Some illustrations are indirect in their message. Trumpet Practice from 1967 is a wonderful Rockwell-like scene as a mother stands on a wide front porch, broom in hand, listening intently to her son’s friends on the sidewalk. Her son with trumpet in hand stands “at attention” next to her, his eyes searching for an answer as his three football-clad buddies try to convince her to let him join them for a backyard game. Will she or won’t she let him? Either way, we can tell this boy will keep the 4th Commandment and obey his mother.

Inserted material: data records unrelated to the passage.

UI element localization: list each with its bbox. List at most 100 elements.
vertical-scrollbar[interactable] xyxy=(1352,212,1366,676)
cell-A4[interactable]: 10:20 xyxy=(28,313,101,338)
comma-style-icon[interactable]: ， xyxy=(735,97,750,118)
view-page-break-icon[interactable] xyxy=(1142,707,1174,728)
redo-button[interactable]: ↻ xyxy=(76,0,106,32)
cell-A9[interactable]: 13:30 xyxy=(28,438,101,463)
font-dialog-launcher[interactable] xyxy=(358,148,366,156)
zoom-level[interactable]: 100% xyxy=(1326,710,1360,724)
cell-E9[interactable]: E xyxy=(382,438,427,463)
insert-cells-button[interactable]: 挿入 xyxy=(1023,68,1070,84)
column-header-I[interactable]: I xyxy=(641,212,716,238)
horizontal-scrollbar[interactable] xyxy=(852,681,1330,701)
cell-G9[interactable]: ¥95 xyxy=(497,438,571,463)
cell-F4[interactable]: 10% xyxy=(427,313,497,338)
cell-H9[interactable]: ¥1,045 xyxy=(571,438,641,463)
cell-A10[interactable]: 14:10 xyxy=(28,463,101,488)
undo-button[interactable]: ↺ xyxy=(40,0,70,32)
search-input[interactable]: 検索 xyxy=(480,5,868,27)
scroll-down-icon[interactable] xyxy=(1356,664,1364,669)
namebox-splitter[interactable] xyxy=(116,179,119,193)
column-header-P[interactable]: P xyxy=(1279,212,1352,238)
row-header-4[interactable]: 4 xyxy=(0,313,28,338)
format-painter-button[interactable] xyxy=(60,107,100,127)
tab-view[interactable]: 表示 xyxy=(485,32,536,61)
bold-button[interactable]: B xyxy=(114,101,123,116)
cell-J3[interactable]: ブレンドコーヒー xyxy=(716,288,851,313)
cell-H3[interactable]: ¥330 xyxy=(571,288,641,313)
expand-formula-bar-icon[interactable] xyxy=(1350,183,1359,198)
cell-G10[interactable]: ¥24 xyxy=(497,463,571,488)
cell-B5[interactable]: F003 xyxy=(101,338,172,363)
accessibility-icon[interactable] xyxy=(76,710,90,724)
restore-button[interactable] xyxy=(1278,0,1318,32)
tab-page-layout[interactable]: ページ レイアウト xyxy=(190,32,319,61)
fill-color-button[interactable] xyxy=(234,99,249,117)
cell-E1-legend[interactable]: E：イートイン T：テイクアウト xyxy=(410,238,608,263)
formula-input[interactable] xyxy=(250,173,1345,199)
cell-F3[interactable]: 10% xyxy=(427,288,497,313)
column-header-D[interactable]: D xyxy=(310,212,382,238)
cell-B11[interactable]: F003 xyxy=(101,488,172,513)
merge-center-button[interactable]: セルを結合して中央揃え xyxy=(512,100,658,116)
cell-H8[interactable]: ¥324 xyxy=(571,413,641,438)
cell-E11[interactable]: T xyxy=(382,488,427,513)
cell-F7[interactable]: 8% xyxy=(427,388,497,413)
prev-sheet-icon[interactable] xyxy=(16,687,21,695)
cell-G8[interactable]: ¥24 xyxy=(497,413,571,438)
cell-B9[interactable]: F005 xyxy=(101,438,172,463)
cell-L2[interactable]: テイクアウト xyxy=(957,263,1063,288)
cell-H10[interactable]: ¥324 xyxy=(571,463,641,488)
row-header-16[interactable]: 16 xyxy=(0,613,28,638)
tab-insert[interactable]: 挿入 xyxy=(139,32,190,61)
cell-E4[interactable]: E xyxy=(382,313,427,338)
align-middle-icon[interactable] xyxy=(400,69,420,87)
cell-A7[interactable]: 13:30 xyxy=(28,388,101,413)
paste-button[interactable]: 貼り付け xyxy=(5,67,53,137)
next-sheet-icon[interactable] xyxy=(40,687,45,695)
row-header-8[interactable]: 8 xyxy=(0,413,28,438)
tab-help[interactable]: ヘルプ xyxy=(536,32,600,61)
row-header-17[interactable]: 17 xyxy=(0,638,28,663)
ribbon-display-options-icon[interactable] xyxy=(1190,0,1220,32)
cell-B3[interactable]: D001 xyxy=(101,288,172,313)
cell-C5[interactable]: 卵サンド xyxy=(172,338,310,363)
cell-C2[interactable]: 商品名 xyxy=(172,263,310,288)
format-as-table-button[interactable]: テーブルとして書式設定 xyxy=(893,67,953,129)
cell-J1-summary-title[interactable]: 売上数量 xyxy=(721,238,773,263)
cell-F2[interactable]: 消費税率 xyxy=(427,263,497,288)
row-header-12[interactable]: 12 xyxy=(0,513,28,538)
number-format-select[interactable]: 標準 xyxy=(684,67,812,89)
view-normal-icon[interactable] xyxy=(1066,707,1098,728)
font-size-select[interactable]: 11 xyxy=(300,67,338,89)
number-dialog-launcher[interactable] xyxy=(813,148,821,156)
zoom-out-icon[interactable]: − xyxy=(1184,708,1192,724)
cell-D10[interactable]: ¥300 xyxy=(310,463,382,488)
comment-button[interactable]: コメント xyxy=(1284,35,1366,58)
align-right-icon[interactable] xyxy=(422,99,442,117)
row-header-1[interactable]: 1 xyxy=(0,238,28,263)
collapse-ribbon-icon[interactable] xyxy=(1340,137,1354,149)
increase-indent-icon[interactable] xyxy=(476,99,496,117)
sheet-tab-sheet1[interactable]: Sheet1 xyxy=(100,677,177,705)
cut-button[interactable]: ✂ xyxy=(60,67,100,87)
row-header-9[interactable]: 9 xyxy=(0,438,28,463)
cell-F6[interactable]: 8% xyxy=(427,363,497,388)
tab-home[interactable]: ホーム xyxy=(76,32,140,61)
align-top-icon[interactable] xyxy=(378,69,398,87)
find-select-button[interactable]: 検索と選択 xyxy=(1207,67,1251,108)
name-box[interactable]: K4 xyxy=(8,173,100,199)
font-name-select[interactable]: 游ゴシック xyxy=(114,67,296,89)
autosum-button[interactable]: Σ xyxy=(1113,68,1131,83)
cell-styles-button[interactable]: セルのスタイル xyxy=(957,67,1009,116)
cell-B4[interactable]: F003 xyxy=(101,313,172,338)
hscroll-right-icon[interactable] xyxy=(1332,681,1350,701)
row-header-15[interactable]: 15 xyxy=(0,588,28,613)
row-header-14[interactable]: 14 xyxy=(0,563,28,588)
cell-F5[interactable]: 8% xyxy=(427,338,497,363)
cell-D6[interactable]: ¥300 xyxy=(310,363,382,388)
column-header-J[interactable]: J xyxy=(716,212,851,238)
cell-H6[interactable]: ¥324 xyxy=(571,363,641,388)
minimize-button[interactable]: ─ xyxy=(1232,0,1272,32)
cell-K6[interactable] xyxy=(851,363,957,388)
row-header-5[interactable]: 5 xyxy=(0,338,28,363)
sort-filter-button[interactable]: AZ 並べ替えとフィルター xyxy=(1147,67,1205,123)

Family plays a big role in the illustrations. In the 1959 Off to College, at the railroad station a serious-looking young man in striped jacket and bow tie hands car keys to his dad while his mom quietly cries and the collie in their car carefully watches the scene unfolding. His master is off to St. Polycarp, declares the big sticker on his suitcase.
Fathers as well as mothers play an important and equal part in these illustrations. The Wild Sled Ride has a close-up of a father with his thrilled and wide-eyed young son belly-flopping on a hair-raising ride down the slope in a Rockwell look-a-like scene.
In Leaf-Raking, dad rakes while six youngsters jump, and romp, and play in the piles. Mom takes it all in, looking at the scene with an “Oh my goodness!” expression!
The Spirit of Thanksgiving from 1955 captures another affecting scene in which a family of five stands in prayer around the table. The food is meager food. The room is dark. But the picture of the Last Supper on one side of the window and the crucifix on the other side tell us where their hearts are, poor family as they are.
To add to the uplifting illustrations Luberoff’s Thanksgiving Dinner Prayer touches our hearts as we look at an elderly husband and wife, their family grown and gone, who are now alone at the dinner table. Over a small turkey, their heads are bowed reverently in prayer. It’s a very poignant scene.
In a different way, so is Luberoff’s Holly for Jesus. Who can remain indifferent seeing this illustration of a little child bundled in red hood trimmed in white fur and reaching toward a statue of Mary holding her Christ Child? In her white and red mittens she carefully holds a spring of holly, giving it as a gift to the baby Jesus.
One more illustration gives us not only another Rockwell scene but sums up much about the show. In Photo Album Memories, and older husband and wife, he with his arm around her, sit looking over a photo album. We see them surrounded by photos of past family good times they’re reminiscing over.
Their faces beam with these pleasant memories. Ours should, too, for all the scenes which can easily move our sensibilities and hearts.
The show presents nearly 70 rarely-seen examples from the 200-plus originals for Columbia covers in the museum’s collection. The exhibit includes finished covers, studies and even a few pencil sketches, arranged according to the four seasons. The exhibit runs to mid-September, 2016.